As I grew, my sight decreased, so that I could no longer see pencil markings clearly without pressing so hard the pencil would all but go through the page, while the pleasure writing gave me increased, so that I formed the habit of carrying a notebook and pen with me everywhere; along with a book to read, of course, since I’ve always been a voracious reader.
I was ten years old when I was given a laptop for use for my schoolwork, since the teachers were starting to struggle to read my writing. Officially the laptop was only for schoolwork and homework, but I used to write stories on it too, though I still carried my trusty notebook and pen around with me everywhere I went; ready to take quick notes of any ideas that popped in to my head, which I would later type up.
I carried a notebook and pen around with me right up until the point where I could no longer see to use one. Then I destroyed every notebook I still had in my possession; a move which cost me a few story and poem ideas I no longer remember, and could have had someone read for me to make note of, butt which I felt – and still feel – was right, since my notebooks were journals as well as writer’s notebooks, so they contained some things I’d prefer not to allow others to read.

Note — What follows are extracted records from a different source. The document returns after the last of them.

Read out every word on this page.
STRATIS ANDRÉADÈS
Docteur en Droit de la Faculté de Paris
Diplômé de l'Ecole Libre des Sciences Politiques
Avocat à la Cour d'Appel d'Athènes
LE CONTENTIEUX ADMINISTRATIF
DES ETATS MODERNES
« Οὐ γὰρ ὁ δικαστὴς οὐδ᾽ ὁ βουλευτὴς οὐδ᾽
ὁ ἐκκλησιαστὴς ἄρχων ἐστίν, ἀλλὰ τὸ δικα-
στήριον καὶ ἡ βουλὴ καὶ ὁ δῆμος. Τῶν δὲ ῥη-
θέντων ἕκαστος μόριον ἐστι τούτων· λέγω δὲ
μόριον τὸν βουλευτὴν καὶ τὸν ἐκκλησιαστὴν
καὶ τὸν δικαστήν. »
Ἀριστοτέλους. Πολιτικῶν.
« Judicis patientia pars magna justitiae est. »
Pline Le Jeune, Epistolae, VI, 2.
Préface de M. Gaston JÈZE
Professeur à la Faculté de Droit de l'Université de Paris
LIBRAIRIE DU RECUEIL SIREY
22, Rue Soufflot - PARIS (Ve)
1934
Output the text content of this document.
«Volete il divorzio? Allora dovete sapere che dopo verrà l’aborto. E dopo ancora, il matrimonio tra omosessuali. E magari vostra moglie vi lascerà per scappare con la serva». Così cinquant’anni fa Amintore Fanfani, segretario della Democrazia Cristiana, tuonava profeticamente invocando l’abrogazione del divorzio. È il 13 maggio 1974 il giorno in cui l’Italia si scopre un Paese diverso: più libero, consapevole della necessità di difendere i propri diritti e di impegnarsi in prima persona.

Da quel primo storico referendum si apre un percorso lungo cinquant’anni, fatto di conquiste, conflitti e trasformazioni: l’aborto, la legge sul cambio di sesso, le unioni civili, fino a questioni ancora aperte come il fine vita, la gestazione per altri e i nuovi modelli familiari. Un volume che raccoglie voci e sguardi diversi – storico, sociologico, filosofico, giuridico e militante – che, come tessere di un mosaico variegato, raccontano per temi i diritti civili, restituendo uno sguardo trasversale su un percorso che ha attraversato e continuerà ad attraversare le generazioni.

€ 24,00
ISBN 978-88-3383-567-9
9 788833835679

I can read and write Braille, and even have a shiny red brailler that I’ve had since just after I learned Braille while I was still at school, which I was given when my sight decreased enough that it was decided I should use Braille at school; the brailler was given to me to do my homework on. But I rarely use my brailler for writing. At home I use a computer, and the brailler is much too bulky and heavy to carry around for writing. So, now that it has no homework to help with, my brailler is used more to produce something in Braille that I need access to while I’m out, but will write at home; like a shopping list, or an address, or something like that.
There are some Braille frames that are a lot more portable, but they’re not very easy to use when you’re trying to focus on a thought that’s popped in to your head. I also find that voice recording devices aren’t very practical, since background noise makes it difficult for you to get a decent recording; unless you want to speak so loudly everyone will likely stop what they’re doing to look at you, which I don’t. As for using my Kindle’s notes function… Well, that may be an option later on, but right now using the touchscreen keyboard is proving to be a challenge I have yet to overcome. So, I have yet to find a suitable substitute for my trusty notebook and pen.
On the bright side, I have a computer at home, so can use that for writing. And, hey, if the electric goes out, I still have my brailler, which requires no electricity at all.
Thanks for posting this, Kevin!
You are very welcome, Tori! Kevin
Nice to meet you Victoria (Tori) Zigler. This is an interesting post into a world I know nothing about. Thank you for sharing.